ふたつの女性ホルモンが大量に分泌される時期は、初潮が始まり子どもから大人になる思春期、そして妊娠期です。特に妊娠期は、女性ホルモンが最大に分泌されますが、分娩と同時にエストロゲンは急激に落ちてしまいます。

一般的にエストロゲンがプロゲステロンよりも多く出ているときは、体調や精神状態がよく、逆にプロゲステロンが優位な場合は、気分もすぐれない、体調面にも問題を抱えるなど、トラブルが起きやすいのです。

分娩後、心身に不調を感じる女性が多いのは、急激にエストロゲンが落ちることが原因のひとつ。なかには"産後うつ"に苦しむ方もいらっしゃいます。ホルモンの変動によるからだや心の不調は、女性だけでなく、パートナーももっと知るべきです。女性に対して「また不機嫌になって...」と嫌がるのではなく、分娩後には、大きなホルモンの変動が起きていることを知り、単なる気分の上下ではなく、体調を崩していることを認識して、やさしくサポートする必要を強く感じます。

ホルモンの分泌量の変化は閉経後にも起きます。閉経し、更年期に入ると最初に落ちるのはエストロゲンです。産後のようにガクンと落ちるわけではなく、その減り方はゆるやかですが、やはり体調面に問題を抱える人が少なくありません。ほてりやのぼせ、めまいなど"更年期障害"と呼ばれるさまざまな症状が起こります。

人によっては、閉経後7年以内に骨粗鬆症になる確率が高いと言われていますが、エストロゲンの受容体の数や種類は人によって異なるため、症状には相当な個人差があります。

エストロゲンの受容体を多くもっている人は、更年期症状が軽い人が多いです。この値は遺伝によるところも大きいので、自分の親の様子から想定して、注意が必要な人は早いうちから骨を丈夫にする食べ物をとるように心がけるといいでしょう。

ホルモン分泌にメリハリをつける妊娠、出産

妊娠すると女性は、体内でパートナーである他人の遺伝子を半分もつ赤ちゃんを育てます。
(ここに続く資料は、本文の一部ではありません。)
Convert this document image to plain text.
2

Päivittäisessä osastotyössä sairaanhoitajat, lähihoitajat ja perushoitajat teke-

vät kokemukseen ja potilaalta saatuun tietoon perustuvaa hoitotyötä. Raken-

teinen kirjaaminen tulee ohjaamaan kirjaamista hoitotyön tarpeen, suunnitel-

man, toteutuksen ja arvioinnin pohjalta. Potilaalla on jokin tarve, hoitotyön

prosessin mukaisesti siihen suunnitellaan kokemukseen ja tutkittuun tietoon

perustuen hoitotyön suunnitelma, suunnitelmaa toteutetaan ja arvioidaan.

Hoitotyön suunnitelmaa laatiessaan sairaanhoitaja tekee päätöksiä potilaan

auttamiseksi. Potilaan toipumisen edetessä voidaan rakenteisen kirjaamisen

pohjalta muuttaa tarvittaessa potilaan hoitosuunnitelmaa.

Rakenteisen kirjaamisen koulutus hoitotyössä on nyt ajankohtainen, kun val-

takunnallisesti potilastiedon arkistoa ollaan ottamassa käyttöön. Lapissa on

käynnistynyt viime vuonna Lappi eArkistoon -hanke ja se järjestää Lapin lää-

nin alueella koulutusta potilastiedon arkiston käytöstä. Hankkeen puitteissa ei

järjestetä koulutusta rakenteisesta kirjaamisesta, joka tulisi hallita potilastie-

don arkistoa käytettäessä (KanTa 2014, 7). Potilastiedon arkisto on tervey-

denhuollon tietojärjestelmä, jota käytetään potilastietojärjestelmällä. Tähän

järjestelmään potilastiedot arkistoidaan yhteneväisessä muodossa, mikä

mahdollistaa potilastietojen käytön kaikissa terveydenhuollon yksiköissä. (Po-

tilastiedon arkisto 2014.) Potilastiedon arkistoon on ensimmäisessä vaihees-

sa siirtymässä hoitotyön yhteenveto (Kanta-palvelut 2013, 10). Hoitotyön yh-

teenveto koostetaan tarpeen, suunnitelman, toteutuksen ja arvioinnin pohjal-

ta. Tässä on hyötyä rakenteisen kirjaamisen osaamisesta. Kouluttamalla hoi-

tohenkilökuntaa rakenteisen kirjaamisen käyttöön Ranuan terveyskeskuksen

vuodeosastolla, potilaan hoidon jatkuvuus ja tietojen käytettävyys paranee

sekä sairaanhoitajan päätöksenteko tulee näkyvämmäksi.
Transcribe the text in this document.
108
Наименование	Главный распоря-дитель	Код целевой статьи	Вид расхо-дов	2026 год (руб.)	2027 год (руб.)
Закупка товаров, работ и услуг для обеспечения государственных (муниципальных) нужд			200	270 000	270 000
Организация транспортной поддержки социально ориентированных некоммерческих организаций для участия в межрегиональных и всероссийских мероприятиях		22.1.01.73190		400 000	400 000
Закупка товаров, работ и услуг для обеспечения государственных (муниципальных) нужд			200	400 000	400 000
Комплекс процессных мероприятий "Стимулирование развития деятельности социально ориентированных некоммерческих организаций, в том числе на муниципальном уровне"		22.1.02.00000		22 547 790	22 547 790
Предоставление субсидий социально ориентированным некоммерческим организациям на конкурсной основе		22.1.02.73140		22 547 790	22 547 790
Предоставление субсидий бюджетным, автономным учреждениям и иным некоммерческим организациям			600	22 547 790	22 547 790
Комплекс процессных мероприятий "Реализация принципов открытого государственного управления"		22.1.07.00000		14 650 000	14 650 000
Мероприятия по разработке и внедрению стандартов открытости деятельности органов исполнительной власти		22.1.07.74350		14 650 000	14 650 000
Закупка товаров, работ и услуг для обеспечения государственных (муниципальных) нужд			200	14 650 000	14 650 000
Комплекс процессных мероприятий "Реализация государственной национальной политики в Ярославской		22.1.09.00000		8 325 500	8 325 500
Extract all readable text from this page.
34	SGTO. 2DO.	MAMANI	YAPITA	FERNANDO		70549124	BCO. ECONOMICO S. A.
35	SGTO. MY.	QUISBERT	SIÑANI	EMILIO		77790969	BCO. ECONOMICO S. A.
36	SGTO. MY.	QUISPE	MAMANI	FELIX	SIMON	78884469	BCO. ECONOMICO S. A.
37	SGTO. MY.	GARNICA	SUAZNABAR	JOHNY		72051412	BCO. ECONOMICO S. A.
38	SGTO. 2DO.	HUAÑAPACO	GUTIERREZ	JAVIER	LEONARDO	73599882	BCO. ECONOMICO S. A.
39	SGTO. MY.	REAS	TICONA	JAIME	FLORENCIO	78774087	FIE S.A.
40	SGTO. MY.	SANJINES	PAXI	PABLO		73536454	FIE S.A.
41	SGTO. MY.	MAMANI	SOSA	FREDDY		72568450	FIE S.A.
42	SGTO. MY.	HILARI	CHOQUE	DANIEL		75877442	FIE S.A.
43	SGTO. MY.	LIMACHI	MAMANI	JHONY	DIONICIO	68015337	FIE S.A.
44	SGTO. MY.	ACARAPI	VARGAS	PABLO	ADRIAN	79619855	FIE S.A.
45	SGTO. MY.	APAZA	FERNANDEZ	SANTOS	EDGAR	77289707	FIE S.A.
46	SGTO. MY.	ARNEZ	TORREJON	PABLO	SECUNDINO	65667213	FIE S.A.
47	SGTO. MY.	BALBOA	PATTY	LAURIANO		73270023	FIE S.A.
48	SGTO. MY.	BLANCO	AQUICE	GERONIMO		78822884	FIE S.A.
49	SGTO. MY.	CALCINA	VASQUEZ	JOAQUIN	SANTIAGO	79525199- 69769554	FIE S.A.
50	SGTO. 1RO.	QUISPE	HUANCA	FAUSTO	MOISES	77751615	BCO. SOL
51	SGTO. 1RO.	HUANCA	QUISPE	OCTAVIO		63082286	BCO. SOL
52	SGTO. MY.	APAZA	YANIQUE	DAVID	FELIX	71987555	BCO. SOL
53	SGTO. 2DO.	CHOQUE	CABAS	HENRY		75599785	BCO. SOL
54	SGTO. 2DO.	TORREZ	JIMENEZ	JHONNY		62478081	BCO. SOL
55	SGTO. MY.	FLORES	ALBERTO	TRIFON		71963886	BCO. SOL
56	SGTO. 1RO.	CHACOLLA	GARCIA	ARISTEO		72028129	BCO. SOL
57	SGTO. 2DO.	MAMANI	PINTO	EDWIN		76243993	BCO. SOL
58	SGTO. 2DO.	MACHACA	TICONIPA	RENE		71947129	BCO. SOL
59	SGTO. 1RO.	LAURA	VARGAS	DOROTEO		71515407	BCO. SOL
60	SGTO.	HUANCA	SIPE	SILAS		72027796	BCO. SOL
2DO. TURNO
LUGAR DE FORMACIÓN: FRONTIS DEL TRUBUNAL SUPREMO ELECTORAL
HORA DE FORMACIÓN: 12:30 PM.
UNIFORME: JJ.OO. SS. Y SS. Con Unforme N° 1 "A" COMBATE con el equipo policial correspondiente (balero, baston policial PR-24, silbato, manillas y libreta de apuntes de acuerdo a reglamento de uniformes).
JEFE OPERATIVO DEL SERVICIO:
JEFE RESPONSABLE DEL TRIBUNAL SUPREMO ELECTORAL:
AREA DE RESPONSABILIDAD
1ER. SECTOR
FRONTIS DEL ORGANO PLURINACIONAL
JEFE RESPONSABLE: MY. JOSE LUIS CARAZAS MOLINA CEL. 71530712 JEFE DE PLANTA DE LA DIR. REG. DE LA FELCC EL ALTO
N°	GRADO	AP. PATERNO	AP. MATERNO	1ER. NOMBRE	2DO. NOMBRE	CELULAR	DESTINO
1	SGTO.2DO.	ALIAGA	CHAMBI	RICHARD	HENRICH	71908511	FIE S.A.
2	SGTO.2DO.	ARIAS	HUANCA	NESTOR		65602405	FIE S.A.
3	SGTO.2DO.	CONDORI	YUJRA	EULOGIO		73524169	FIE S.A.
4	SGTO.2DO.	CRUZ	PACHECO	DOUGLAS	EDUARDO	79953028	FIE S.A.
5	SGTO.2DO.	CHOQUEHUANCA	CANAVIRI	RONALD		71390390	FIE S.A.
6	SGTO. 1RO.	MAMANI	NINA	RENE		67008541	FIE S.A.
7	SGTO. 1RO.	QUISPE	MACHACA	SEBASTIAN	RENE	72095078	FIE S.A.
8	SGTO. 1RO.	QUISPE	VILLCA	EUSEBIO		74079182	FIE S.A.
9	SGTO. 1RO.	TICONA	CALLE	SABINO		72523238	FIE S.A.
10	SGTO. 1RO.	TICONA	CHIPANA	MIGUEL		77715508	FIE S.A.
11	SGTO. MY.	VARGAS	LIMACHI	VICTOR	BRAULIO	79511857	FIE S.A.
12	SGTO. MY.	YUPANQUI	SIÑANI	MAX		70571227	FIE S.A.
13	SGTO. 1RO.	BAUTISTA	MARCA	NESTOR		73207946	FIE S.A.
一般的に考えて、体内に他人の細胞があったら、自分の細胞はただちに"危険なもの"として、攻撃してしまいます。赤ちゃんが攻撃の対象にされてしまったら、大変です。

ですから、妊娠すると妊婦さんのからだは、赤ちゃんを異物として攻撃しないように"体全体の免疫を落として"鈍感にします。妊婦さんがカゼを引きやすかったり、インフルエンザにも感染しやすいのは、からだ全体が免疫力を落としているので、抵抗力が弱まっているからなのです。

このように、妊娠したら女性ホルモンを多量に分泌して、免疫系を下げたり、逆に分娩後はエストロゲンを下げて、免疫系を元に戻すなど、出産を通して実にたくさんのホルモン調節を行っているのです。

昭和30年代くらいまで、日本人女性は多産で子供は5人以上なんて家庭が多くありましたが、今は女性が一生に生む子供の数の平均は1.41人(厚生労働省「人口動態統計(確定数)の概況」/平成24年より)。この60~70年の間に女性のからだには大きな変化が起きていると言えます。

生涯を通して、出産の数が少ないことや出産をしないことは、その人の生き方であり、価値観です。そのことがからだにどんな影響を与えているかは、はっきりとわかりませんが、諸説ある中で、私が個人的には、妊娠、出産という激しいホルモンの変動を経験しないことが、免疫系の病気を引き起こす一因になっているかもしれない、と感じることがあります」

女性ホルモンの分泌量が心身の快調、不調にこんなにもダイレクトに関わっているのですね。1か月、一生を通して自身の女性ホルモンがどう変化するのかを、まずは知る事が大事です。そして、女性が知ることはもちろん、女性ホルモンについて、パートナーに知ってもらうことも、良好な関係を築くのに有効なのかもしれません。
田代眞一

田代眞一 病態科学研究所 所長/乳房文化研究会 会長。
医学博士(京都大学)、薬学修士(富山大学)。1947年京都市生まれ。富山大学薬学部薬学科卒業。元昭和薬科大学教授。血清薬理学研究会会長、日本医療福祉学会会長、和漢医薬学会監事、日本疫学学会評議員などを歴任。著書に『東洋医学に学ぶ健康づくり』(東山書房)『疾病の病態と薬物治療』(廣川書店)、『ビールを飲んで痛風を治す!』(角川グループパブリッシング)など多数。